Tuesday, 11 August 2015

In a fentanyl crisis, harm reduction needs to become an election issue

There's no such thing as a “normal” day in Vancouver's drug scene, but last Sunday must have broken all records for abnormality. In that one day, there were 16 potentially lethal overdoses — at least those which made it into the official record. In one hour alone, there were six.

The drug involved? It was a pink concoction of heroin, mixed with fentanyl.

Fentanyl is deadly — it's a painkiller hundreds of times more powerful than heroin and 80 times more powerful than Oxycontin, which is sold on the streets in fake form as green pills that contain fentanyl.

You can buy them in Red Deer, if you know the right (wrong) people. And we know that at least six people in Red Deer have been killed by fentanyl — or their drug dealer, depending on how you look at things.

The line between getting high on fentanyl and being dead on fentanyl is extremely narrow. But it is cheap for drug cartels to buy in bulk overseas, easy to mix with other substances, and to press into pills and distribute.

An overdose is easy to spot, and easy to treat, if someone calls for help in time. A drug called Naloxone, sold as Narcan, can be injected and within minutes it binds to the gateway cells in the brain than take in opiates, blocking opiates from having any effect.

In the case of a fentanyl overdose, blocking the effect means the drug user continues to breathe, and continues to have a heartbeat. Pretty simple.

The federal government continues to oppose at every opportunity community efforts to reduce the harm of drug addiction and to save the lives of people who have overdosed. Right up to the Supreme Court, which ruled unanimously that Vancouver's safe injection program, Insite, must be afforded exemption from drug enforcement laws in order to operate.

As a result, although people do overdose on their illegal drugs at Insite, thus far, none of them has died from it. Which is a pretty amazing accomplishment.

Canada, it seems, is one of the top countries in the world for opiate abuse. And with the arrival of fentanyl in bulk on our shores over the past couple of years, B.C. has experienced overdose deaths at a rate of about two deaths every three days. In Alberta, the overdose rate in 2014 was reported at roughly one every three days.

An overdose from fentanyl is easily treated with Narcan at a harm reduction site.

Many would think these deaths are among street-level addicts. As if that makes it easy for us to look the other way. The experts who follow this are quick to point out that this is not the real picture.

Regular middle class teens, well rounded kids with a great future, go to a party and are given a green pill they believe is Oxycontin. Jack Bodie, 17, died from that mistake.

Amelia and Hardy Leighton, caring parents of a two-year-old, thought they'd inhale a recreational drug one evening. Not a good couple activity; it was fentanyl, and they died.

Some 11,600 tabs of fentanyl were reported seized in a police raid in Calgary earlier this year. You can safely bet a portion of them were bound for sale in Red Deer. Forty tabs were seized in Lacombe not too long ago. Each one could be a potential death.

The staff at Insite in Vancouver describe it this way. Fentanyl is bought as a bulk powder by drug gangs, and mixed down with other stuff in a bathtub and the appropriate green or red dye is added. It is then pressed into pills and sold.

Each pill is like a chocolate chip cookie. Some cookies have lots of chocolate (fentanyl) chips in them, some have just a few. Pick the wrong cookie and you die.

Jennifer Vanderschaege, executive director of the AIDS network in Red Deer said in an interview earlier this year that a big barrier to people reporting a friend's overdose is fear of exposure, and fear of legal reprisal. This is highly illegal activity we're talking about here, after all.

She'd like to see a law in the books like a Good Samaritan law, where people could call authorities and save a friend's life without having to fear exposure or reprisal.

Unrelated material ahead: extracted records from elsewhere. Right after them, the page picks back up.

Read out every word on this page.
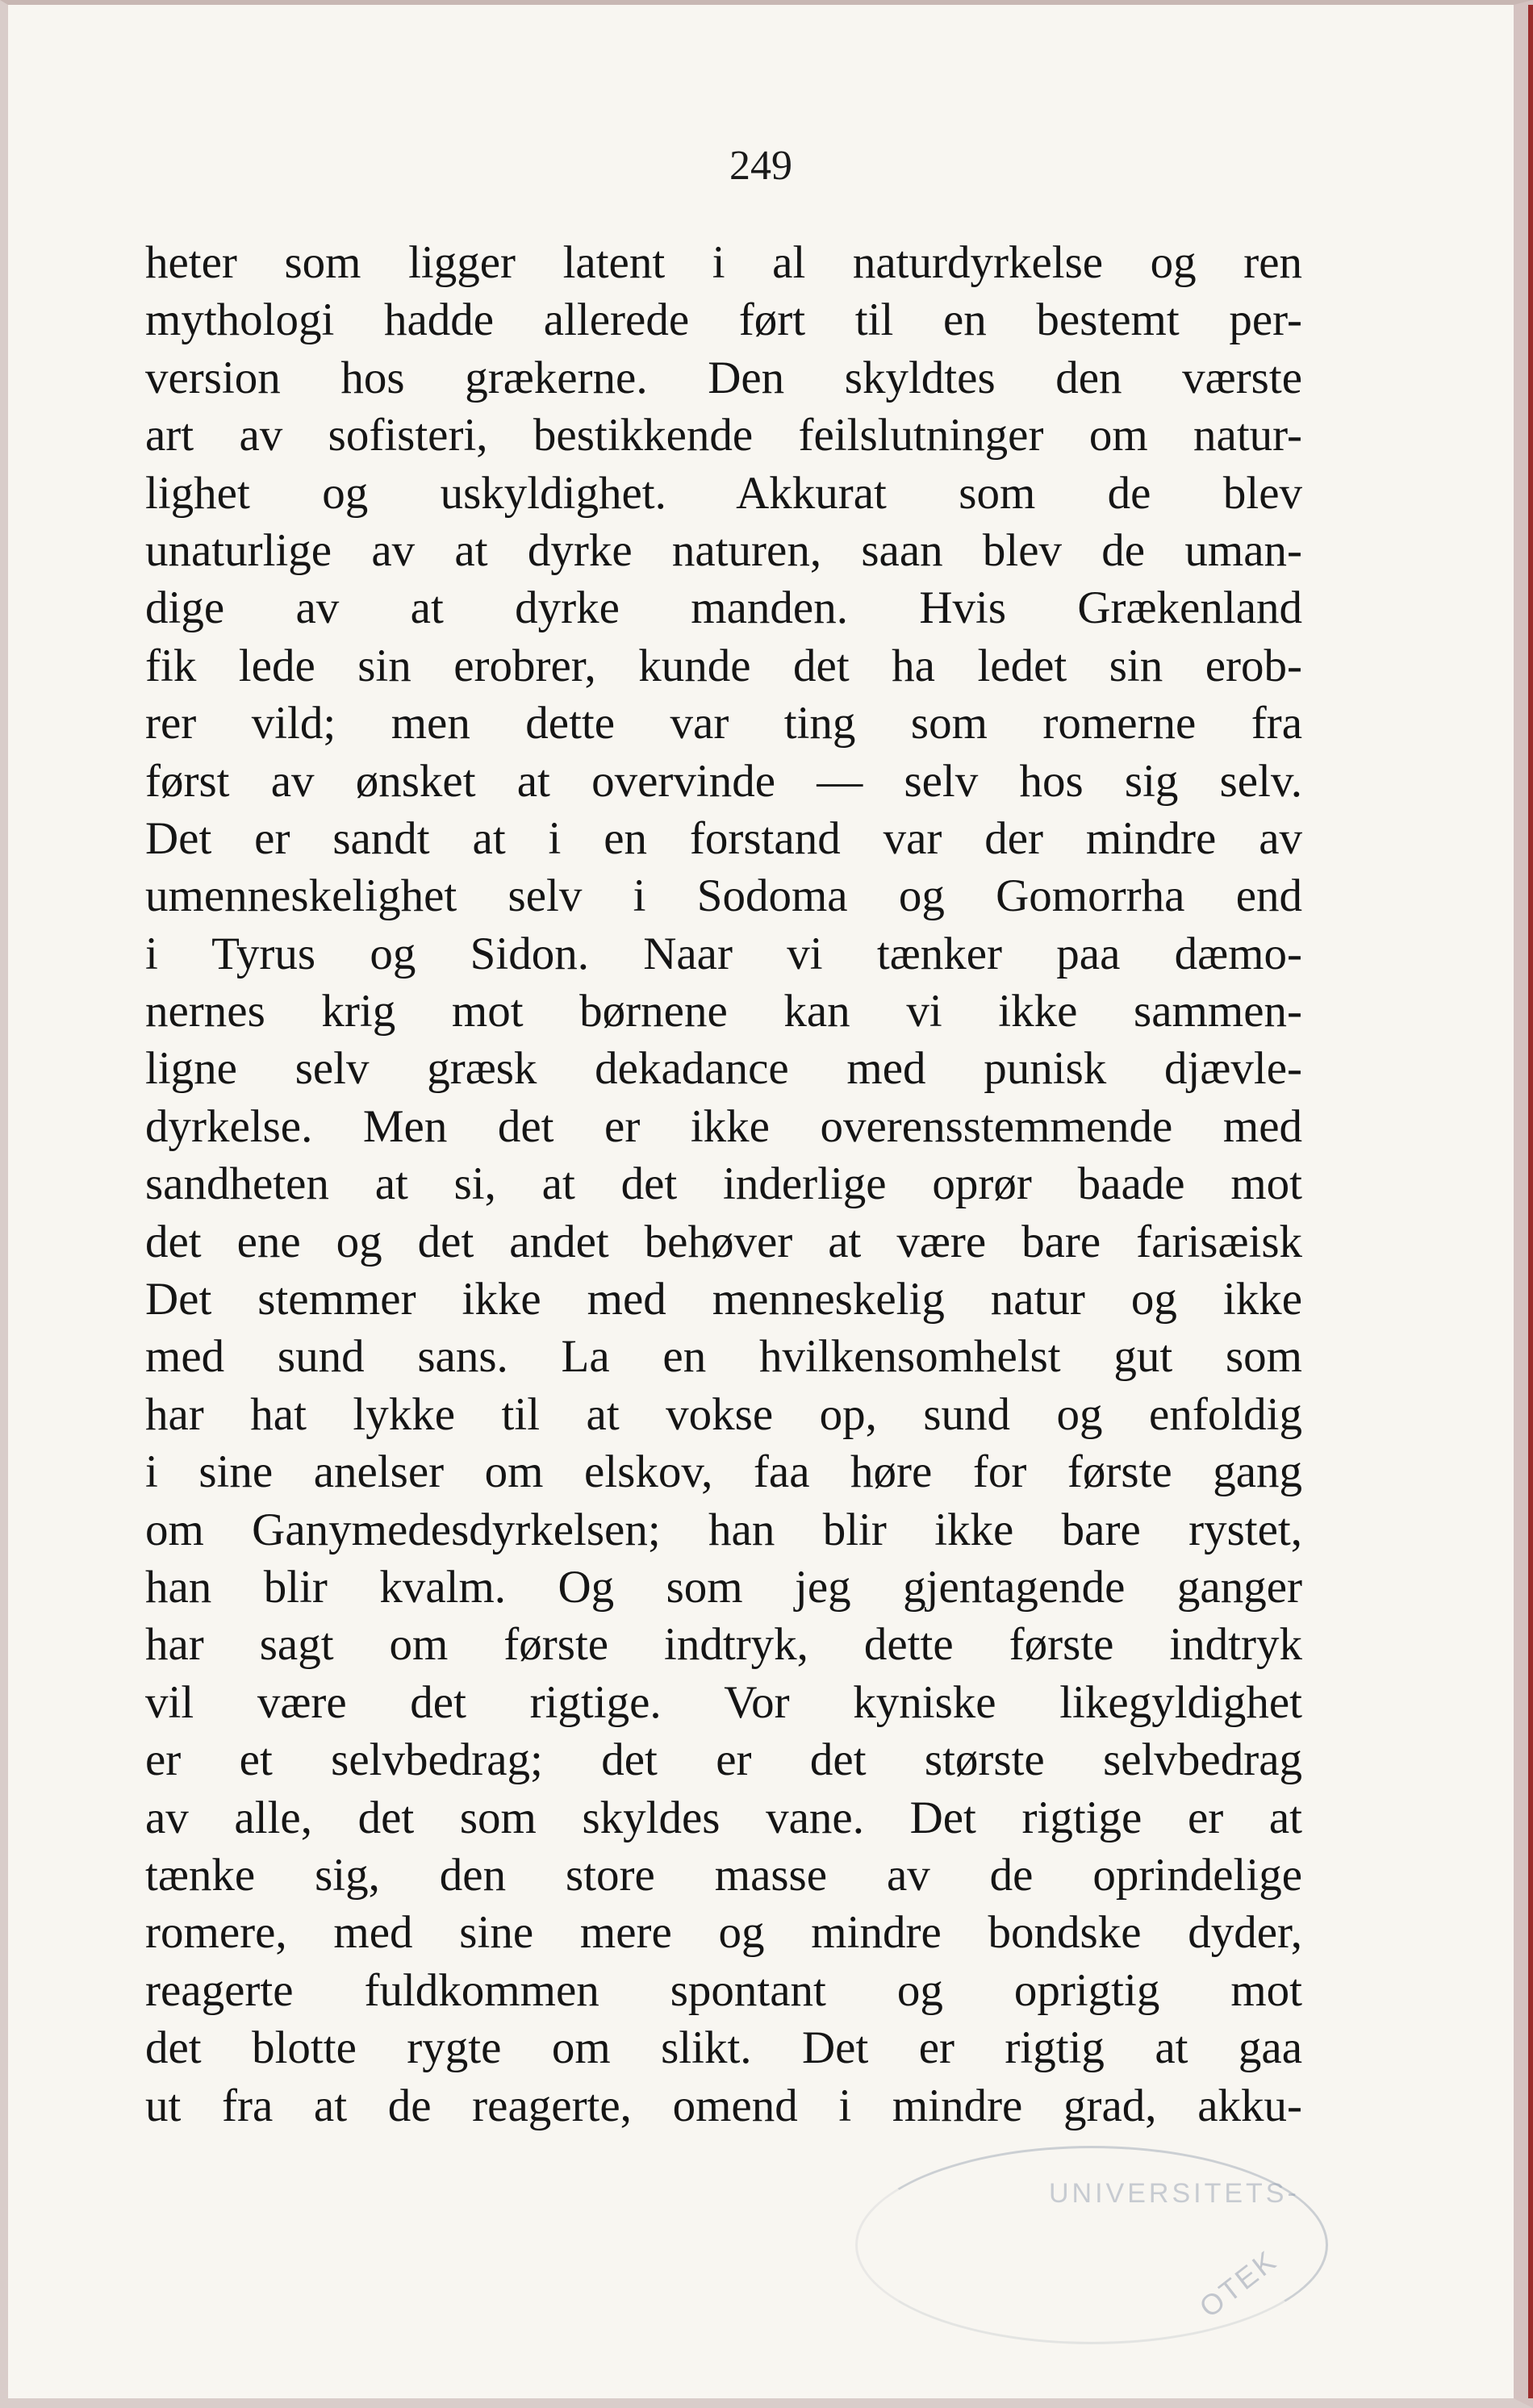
249

heter som ligger latent i al naturdyrkelse og ren

mythologi hadde allerede ført til en bestemt per-

version hos grækerne. Den skyldtes den værste

art av sofisteri, bestikkende feilslutninger om natur-

lighet og uskyldighet. Akkurat som de blev

unaturlige av at dyrke naturen, saan blev de uman-

dige av at dyrke manden. Hvis Grækenland

fik lede sin erobrer, kunde det ha ledet sin erob-

rer vild; men dette var ting som romerne fra

først av ønsket at overvinde — selv hos sig selv.

Det er sandt at i en forstand var der mindre av

umenneskelighet selv i Sodoma og Gomorrha end

i Tyrus og Sidon. Naar vi tænker paa dæmo-

nernes krig mot børnene kan vi ikke sammen-

ligne selv græsk dekadance med punisk djævle-

dyrkelse. Men det er ikke overensstemmende med

sandheten at si, at det inderlige oprør baade mot

det ene og det andet behøver at være bare farisæisk

Det stemmer ikke med menneskelig natur og ikke

med sund sans. La en hvilkensomhelst gut som

har hat lykke til at vokse op, sund og enfoldig

i sine anelser om elskov, faa høre for første gang

om Ganymedesdyrkelsen; han blir ikke bare rystet,

han blir kvalm. Og som jeg gjentagende ganger

har sagt om første indtryk, dette første indtryk

vil være det rigtige. Vor kyniske likegyldighet

er et selvbedrag; det er det største selvbedrag

av alle, det som skyldes vane. Det rigtige er at

tænke sig, den store masse av de oprindelige

romere, med sine mere og mindre bondske dyder,

reagerte fuldkommen spontant og oprigtig mot

det blotte rygte om slikt. Det er rigtig at gaa

ut fra at de reagerte, omend i mindre grad, akku-

UNIVERSITETS-
OTEK
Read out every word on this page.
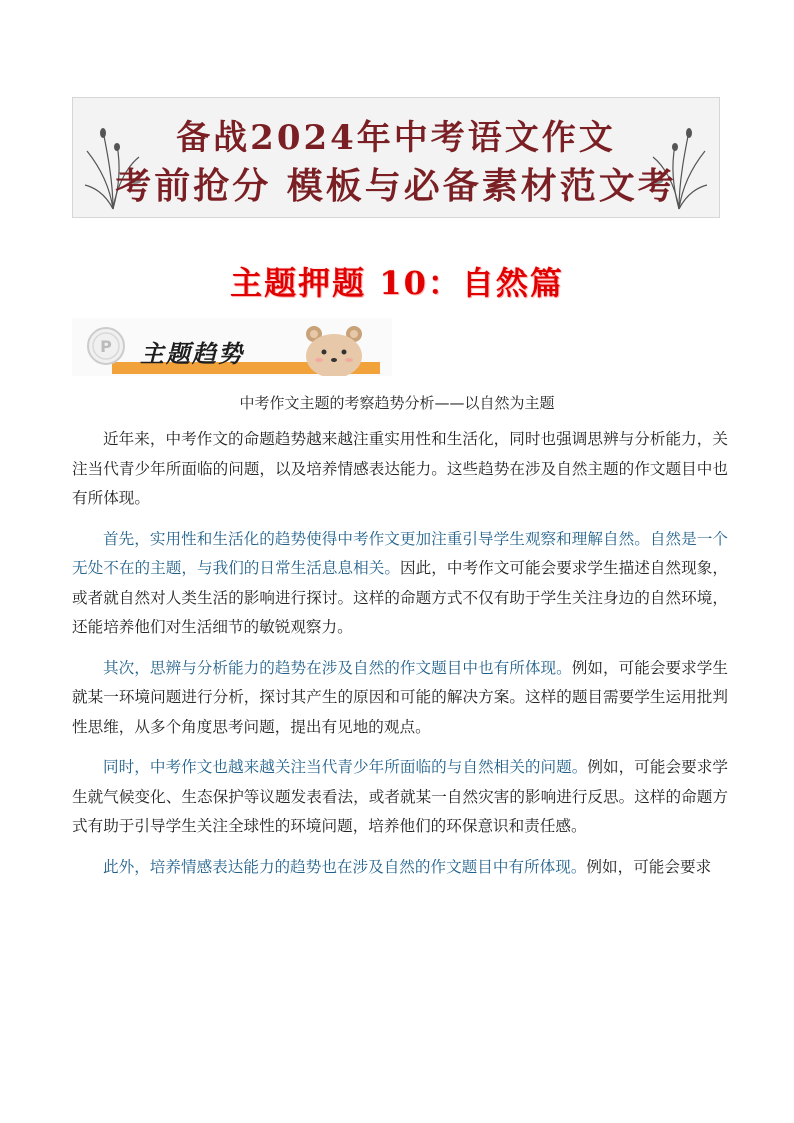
备战2024年中考语文作文
考前抢分 模板与必备素材范文考
主题押题 10：自然篇
P 主题趋势
中考作文主题的考察趋势分析——以自然为主题

近年来，中考作文的命题趋势越来越注重实用性和生活化，同时也强调思辨与分析能力，关注当代青少年所面临的问题，以及培养情感表达能力。这些趋势在涉及自然主题的作文题目中也有所体现。

首先，实用性和生活化的趋势使得中考作文更加注重引导学生观察和理解自然。自然是一个无处不在的主题，与我们的日常生活息息相关。因此，中考作文可能会要求学生描述自然现象，或者就自然对人类生活的影响进行探讨。这样的命题方式不仅有助于学生关注身边的自然环境，还能培养他们对生活细节的敏锐观察力。

其次，思辨与分析能力的趋势在涉及自然的作文题目中也有所体现。例如，可能会要求学生就某一环境问题进行分析，探讨其产生的原因和可能的解决方案。这样的题目需要学生运用批判性思维，从多个角度思考问题，提出有见地的观点。

同时，中考作文也越来越关注当代青少年所面临的与自然相关的问题。例如，可能会要求学生就气候变化、生态保护等议题发表看法，或者就某一自然灾害的影响进行反思。这样的命题方式有助于引导学生关注全球性的环境问题，培养他们的环保意识和责任感。

此外，培养情感表达能力的趋势也在涉及自然的作文题目中有所体现。例如，可能会要求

Adrienne Smith of Pivot Legal Services in Vancouver would like to see the complete repeal of Bill C-2, the federal Respect for Communities Act.

The Supreme Court unanimously decided that Insite saves lives and should therefore get its legal exemption to operate.

The feds came out with Bill C-2 and said: “Sure, we'll give you your exemption, but you have to reapply for it every year, and every year anyone in the community and in law enforcement can come out and speak against it during a rigorous review process.”

Insite still operates precariously under Bill C-2, but the review process bar is so high, it's highly unlikely any other city could get a life-saving site like Insite. This, during a poisonous fentanyl crisis that kills people across the country every day.

Even in the unlikely event the Conservatives are defeated in this next election, a new federal health minister cannot issue another licence for a safe injection site, until Bill C-2 is repealed. The legal process just prohibits doing that.

Probably, some time or other in this long election campaign, someone will bring this to greater public attention. Saving lives should matter, during an election.